To see why this assumption is doing the work, consider an LLM that completely ignores the prompt and always outputs sentences from a bad distribution with α probability and from a good distribution with (1−α) probability. Here, adversarial examples are always possible. Moreover, the bad and good sentences can be distinguishable, so Definition 2 could be satisfied. However, the result clearly does not apply (since you just cannot up- or downweigh anything with the prompt, no matter how long). The reason for this is that there is no way to split up the model into two components P0 and P1, where one of the components always samples from the bad distribution.
This assumption implies that there is some latent binary variable of whether the model is predicting a bad distribution, and the model is doing Bayesian inference to infer a distribution over this variable and then sample from the posterior. It would be violated, for instance, if the model is able to ignore some of the sentences in the prompt, or if it is more like a hidden Markov model that can also allow for the possibility of switching characters within a sequence of sentences (then either P0 has to be able to also output good sentences sometimes, or the assumption P=αP0+(1−α)P1 is violated).

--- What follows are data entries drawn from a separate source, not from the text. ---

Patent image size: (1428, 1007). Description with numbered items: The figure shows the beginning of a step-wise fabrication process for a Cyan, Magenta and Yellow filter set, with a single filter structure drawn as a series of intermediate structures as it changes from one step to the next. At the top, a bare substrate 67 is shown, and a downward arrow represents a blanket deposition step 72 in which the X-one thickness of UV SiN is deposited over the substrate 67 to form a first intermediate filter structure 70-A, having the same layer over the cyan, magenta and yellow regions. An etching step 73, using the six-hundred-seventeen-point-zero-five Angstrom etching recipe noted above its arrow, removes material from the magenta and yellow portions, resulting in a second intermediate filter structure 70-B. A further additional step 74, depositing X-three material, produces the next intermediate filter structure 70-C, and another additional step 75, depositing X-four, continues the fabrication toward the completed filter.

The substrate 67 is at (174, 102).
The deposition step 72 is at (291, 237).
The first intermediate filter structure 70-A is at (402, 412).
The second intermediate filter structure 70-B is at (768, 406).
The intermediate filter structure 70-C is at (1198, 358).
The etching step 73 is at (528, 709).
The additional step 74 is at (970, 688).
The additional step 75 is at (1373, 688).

I do think there is something to the paper, though. It seems that when talking e.g. about the Waluigi effect people often take the stance that the model is doing this kind of Bayesian inference internally. If you assume this is the case (which would be a substantial assumption of course), then the result applies. It’s a basic, non-surprising learning-theoretic result, and maybe one could express it more simply than in the paper, but it does seem to me like it is a formalization of the kinds of arguments people have made about the Waluigi effect.
Yeah, I also don’t feel like it teaches me anything interesting.